The Occultation of a 13.1 Star by Oppavia

Aug 15, 2023 at 9:29:52pm

 

This is a decent rank event, long duration of 9 sec, 17 alt in Scorpius, but the path requires driving south to Paicines area or Monterey area / Salinas.

 

     

 

Results

At the last minute, after a beach run, I was in an adventurous enough mood to go for it - I called Kirk and he met me at 7:25pm at my place, we packed our gear into my RAV4, and off I drove to get to the path near Tres Pinos. Traffic was baaad, with road work at various places, but I got Kirk set at a side road north of Tres Pinos, then I drove to Panoche Rd and along it for 1.9 miles to set up at an vineyard field access road at a locked gate. Skies were clear, no fog in the San Benito valley at this time. We got recorded data, but first look says a miss. That's remarkable, since I was near the centerline with nominal odds of a hit of 98%. Kirk too had a miss. We'll study further before reporting.

Richard Nolthenius

I set up on Panoche Road 1.9 miles from the little store at Paicines. The locked gate there seemed like a perfect turn out to observe from. I didn't have time to search around elsewhere, but it became clear that there were a lot of tractors and other Ag tractor-like objects moving around in the vineyard there. They took no notice of me. It was a bit spooky, like those alien-controlled farm equipments in the film "Interstellar". One came down the road that terminated at the gate I was on the far side of, and the light blinded my scope and Watec, seen below. It was well before the predicted occultation, but I had to manually trim out the data from the raw file. It turns out that PyOTE will not do an automatic block integration determination from the file once you specify which points to left/right trim. Strange.

The other strange thing going on, was the bright unexpected star above the target, which confused both Kirk and I for a bit, till we just had to accept it was different in brightness than C2A and UCAC4 expected. Probably a long period variable star is my guess. More rarely, a nova?

The last image below shows fairly convincingly that it was a miss.

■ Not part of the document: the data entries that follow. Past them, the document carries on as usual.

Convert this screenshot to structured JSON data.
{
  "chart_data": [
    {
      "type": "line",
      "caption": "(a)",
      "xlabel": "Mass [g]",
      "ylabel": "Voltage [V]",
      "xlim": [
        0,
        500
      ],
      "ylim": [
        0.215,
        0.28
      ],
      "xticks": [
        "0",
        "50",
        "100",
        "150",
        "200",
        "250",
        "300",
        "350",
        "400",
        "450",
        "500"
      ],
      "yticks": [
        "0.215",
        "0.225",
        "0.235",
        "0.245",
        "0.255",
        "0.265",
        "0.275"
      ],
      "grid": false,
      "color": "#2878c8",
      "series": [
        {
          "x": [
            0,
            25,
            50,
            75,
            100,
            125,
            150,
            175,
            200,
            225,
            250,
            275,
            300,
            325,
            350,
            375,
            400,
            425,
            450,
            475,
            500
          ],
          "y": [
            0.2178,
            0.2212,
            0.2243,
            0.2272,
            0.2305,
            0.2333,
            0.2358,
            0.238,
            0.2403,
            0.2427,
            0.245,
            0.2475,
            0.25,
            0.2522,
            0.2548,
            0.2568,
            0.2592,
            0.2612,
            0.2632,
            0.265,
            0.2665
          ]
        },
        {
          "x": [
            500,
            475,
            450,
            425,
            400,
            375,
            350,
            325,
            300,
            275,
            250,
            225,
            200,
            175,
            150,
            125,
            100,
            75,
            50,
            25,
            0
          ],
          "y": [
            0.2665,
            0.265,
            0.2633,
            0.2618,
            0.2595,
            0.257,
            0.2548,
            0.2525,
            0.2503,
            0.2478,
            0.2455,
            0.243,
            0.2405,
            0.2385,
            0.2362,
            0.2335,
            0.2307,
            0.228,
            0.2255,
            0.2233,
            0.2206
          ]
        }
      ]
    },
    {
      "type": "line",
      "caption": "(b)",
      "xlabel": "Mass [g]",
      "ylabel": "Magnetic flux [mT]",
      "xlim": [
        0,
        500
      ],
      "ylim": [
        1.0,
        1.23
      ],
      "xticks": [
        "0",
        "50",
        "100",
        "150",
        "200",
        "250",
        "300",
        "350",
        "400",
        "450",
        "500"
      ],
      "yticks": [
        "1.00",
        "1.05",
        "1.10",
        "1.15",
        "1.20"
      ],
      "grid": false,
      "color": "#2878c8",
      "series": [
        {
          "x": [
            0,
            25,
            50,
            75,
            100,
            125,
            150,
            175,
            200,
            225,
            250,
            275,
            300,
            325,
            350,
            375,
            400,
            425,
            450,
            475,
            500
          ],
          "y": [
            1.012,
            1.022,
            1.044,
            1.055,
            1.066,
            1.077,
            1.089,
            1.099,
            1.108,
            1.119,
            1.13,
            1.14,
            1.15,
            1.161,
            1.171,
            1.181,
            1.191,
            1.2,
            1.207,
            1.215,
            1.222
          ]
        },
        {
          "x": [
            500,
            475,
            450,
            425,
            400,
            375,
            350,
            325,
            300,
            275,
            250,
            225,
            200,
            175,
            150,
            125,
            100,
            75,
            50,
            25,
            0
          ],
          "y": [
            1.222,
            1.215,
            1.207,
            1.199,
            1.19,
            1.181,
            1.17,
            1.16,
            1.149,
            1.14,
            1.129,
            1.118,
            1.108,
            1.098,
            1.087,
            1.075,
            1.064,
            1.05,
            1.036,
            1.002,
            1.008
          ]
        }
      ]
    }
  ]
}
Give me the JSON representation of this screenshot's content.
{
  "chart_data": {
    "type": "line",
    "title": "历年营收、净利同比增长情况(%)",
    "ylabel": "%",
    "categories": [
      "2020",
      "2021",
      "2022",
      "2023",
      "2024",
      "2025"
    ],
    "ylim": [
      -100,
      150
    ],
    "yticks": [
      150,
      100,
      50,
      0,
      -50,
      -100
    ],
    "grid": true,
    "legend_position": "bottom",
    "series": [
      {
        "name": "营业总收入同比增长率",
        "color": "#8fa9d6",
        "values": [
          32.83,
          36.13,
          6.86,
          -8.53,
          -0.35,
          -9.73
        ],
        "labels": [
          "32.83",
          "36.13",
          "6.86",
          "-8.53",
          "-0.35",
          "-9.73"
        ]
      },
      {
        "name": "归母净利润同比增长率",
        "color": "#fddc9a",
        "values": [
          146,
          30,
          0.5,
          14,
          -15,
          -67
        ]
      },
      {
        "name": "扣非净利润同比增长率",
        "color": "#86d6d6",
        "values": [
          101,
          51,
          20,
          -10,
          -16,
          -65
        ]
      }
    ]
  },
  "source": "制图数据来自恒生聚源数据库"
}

I integrated at 16x, 8 dots per integration. I was "Maley'd!" (Paul Maley's been geting, it seems, more than his share of being on the predicted centerline of good rank evens and still seeing a miss. So, "Maley" is now a verb!

Here is the SDSS photograph of the target area. Notice that to the left of "star 1" there is no comparable bright star.

Here is the same area, but taken from my video. There is clearly a star much brighter than on the photo. A variable star?

A tractor headlight went straight down my telescope tube and so blinded my camera that it couldn't read time stamps, and scrambled everything. I had to edit the file and eliminate all the data before this event passed.

The PyOTE light curve of the good data. There was also some lost data after the light curve shown here, due to having to move the scope to keep the target star from hiding among the time stamp numerals. The expected duration and depth is shown. A miss, is the verdict.

 
 

 

 

Kirk Bender

No deep disappearance like we expected. A miss. Target light curve in gold in first frame below. PyOTE calibrated, also finds no event. So, we both had a miss. Strong south shift?